Capítulo 5


Literatura basura. Manual de Autoyuda, por Gonzalo Garrido

Autor de: Las flores de Baudelaire, El Patio inglés y La capital del mundo


Castresana siempre como muchos otros autores actuales, no se conforma con tener una  idea para comenzar a trabajar, quiere más, mucho más, rápido y bien. Sabe que no está solo [ningún escritor lo está en realidad, para qué engañarnos]. Cuenta con la inspiración, una especie de amigo invisible que ayuda a los escritores en sus obras y facilita terriblemente la labor. Si al narrador le acompaña un poco de suerte, lo cual suele ser normal, la propia inspiración puede que redacte el libro de corrido, sin parar, hasta su conclusión final, dejándole tiempo para
otros menesteres más urgentes como hacer la compra o jugar a las cartas con los amigos.

Esta confianza en la inspiración no es responsabilidad suya, ni mucho menos, sino del sistema educativo español, un sistema que ha indicado a generaciones de estudiantes con distintos planes formativos que siempre se puede hacer menos de lo que se hace y que para ello hay que buscar a alguien mejor que uno, sea alumno o profesor, para facilitar las tareas. [lo malo de este sistema es que hay  que encontrarlo a tiempo y ponerlo a trabajar en beneficio propio].

Por eso, cuando a Castresana le llega el momento de sentarse a concretar la idea, echará en falta esa garganta profunda que le ha venido chivando a lo largo de su vida en todos sus megaproyectos, y que nunca ha sabido con seguridad de dónde surgía.  Como si de un hechizo se tratara, comenzará a llamarla desde el salón. Al principio, bajito, para no despertar a su media-orange y a sus hijas que descansan ajenas a sus terribles inquietudes. Después, subiendo el tono hasta balbucear palabras incoherentes por la ventana –«revélate», «maldición», «abandones»– con el susto correspondiente de los vecinos que creen que han sido invadidos por los zombies, en una especie de guerra mundial fraticida. Esa búsqueda infructuosa se transformará en una mirada ausente, lánguida, suplicante, tras muchas horas delante de su ventanal esperando la inspiración, que se le resiste sin saber muy bien el motivo.
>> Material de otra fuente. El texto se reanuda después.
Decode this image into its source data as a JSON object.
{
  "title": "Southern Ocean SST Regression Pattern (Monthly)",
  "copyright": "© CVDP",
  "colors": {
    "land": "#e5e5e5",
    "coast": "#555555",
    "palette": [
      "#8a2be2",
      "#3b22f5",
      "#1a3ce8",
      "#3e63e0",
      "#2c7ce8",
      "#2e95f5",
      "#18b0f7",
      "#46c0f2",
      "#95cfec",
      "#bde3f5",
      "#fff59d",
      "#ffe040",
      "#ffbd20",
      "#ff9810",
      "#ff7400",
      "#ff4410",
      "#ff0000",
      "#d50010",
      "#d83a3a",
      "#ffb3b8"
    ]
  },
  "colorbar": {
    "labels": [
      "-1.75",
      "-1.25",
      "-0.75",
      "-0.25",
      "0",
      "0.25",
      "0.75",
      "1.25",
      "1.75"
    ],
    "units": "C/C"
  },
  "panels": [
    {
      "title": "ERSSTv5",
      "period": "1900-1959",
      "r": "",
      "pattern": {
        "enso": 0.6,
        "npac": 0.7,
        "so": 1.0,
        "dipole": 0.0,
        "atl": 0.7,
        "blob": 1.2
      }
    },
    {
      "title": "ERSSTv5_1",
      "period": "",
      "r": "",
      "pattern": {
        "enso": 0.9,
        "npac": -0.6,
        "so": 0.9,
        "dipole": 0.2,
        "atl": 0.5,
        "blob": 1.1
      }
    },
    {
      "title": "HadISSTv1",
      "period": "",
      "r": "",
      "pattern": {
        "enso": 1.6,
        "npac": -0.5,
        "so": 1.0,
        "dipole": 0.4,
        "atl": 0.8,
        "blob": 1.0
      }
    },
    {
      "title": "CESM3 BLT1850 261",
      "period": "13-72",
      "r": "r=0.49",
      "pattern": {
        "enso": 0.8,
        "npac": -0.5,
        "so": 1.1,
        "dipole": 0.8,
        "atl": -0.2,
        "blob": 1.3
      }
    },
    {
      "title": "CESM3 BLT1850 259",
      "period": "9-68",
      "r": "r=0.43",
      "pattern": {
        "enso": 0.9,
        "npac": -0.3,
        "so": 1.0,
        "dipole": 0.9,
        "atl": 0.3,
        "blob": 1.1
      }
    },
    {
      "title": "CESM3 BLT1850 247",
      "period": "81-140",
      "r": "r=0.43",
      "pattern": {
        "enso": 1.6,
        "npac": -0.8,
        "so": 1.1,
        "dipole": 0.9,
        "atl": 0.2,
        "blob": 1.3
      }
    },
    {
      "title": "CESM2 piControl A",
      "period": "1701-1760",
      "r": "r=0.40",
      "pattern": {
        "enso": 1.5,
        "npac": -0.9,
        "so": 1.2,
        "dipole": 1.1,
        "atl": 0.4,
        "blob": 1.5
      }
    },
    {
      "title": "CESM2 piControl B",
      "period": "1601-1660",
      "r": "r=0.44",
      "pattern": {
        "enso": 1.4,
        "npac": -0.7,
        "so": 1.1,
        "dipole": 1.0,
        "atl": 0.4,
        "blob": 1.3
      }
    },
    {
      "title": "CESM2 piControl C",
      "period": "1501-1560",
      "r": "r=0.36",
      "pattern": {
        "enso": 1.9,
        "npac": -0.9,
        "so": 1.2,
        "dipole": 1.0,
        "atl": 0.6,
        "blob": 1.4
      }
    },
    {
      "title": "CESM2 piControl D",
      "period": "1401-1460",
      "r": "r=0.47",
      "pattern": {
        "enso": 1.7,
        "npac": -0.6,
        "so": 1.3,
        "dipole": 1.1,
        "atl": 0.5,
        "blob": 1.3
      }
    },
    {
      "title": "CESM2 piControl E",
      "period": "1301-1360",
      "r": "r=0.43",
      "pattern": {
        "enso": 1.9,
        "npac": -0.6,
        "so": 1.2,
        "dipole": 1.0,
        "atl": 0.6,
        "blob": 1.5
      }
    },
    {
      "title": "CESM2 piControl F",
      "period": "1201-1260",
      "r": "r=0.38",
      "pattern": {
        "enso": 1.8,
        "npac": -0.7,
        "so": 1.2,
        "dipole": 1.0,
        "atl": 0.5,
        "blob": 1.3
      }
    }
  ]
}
Pero Castresana no es nada estúpido, pronto comprará algunos manuales de autoayuda creativa en la librería de su amigo –Vencer y convencer; Morir  matando; Nunca digas no antes de echar a correr– escritos por grandes gurús, como Coelho y Bucay, que narran sus propias experiencias en la materia… y tienen un pacto secreto con el universo. Estos manuales señalarán como objeto de  estudio la transpiración de Picasso. Picasso  fue uno de los artistas que, por lo que sabemos, más sudó en París, incluso no dejó de hacerlo después de muerto, cuando sus herederos se pelearon por parte de sus efluvios. O de la  lentitud de escritura de Henry Miller, solo una página al día, y con gran esfuerzo. Eso sí, el  resto de su tiempo se dedicaba a explorar sexualmente a sus amigas para poder escribir al día siguiente otra página, en un círculo vicioso, nunca mejor dicho [que se lo pregunten si no a Anaïs Nin con la que compartió inquietudes eróticas, además de literarias].

En ese proceso tan ruidoso de inspiración, su media-orange lo mirará con cierta prevención y cansancio porque a estas alturas de su matrimonio lo ha visto en todo tipo de situaciones ridículas, pero no en éxtasis total. [Perdón, sí, pero hace mucho tiempo, en una crisis de identidad que tuvo al comienzo de su relación mientras reivindicaba estentóreamente que quería ser jugador de ajedrez profesional y competir con los grandes maestros rusos e indios. Aquella fue una etapa dolorosa que más vale silenciar en esta crónica y que dejó un largo reguero de libros con aperturas de caballos y cierres de alfiles, además  de algún peón resentido].

Nuestro escritor, tras varios intentos de llamar a la inspiración en distintos idiomas, incluido el quechua, euskera y mandarín, decidirá que tiene que ponerse a trabajar de verdad, perspectiva que
le provoca un miedo irracional, pues nunca ha estado sentado tantas horas con la mente completamente empantanada. Es entonces cuando Alberto Castresana se agarrará de nuevo a la idea primigenia consciente de que, de momento, no puede contar con más ayuda que ella, por pequeña y molesta que sea.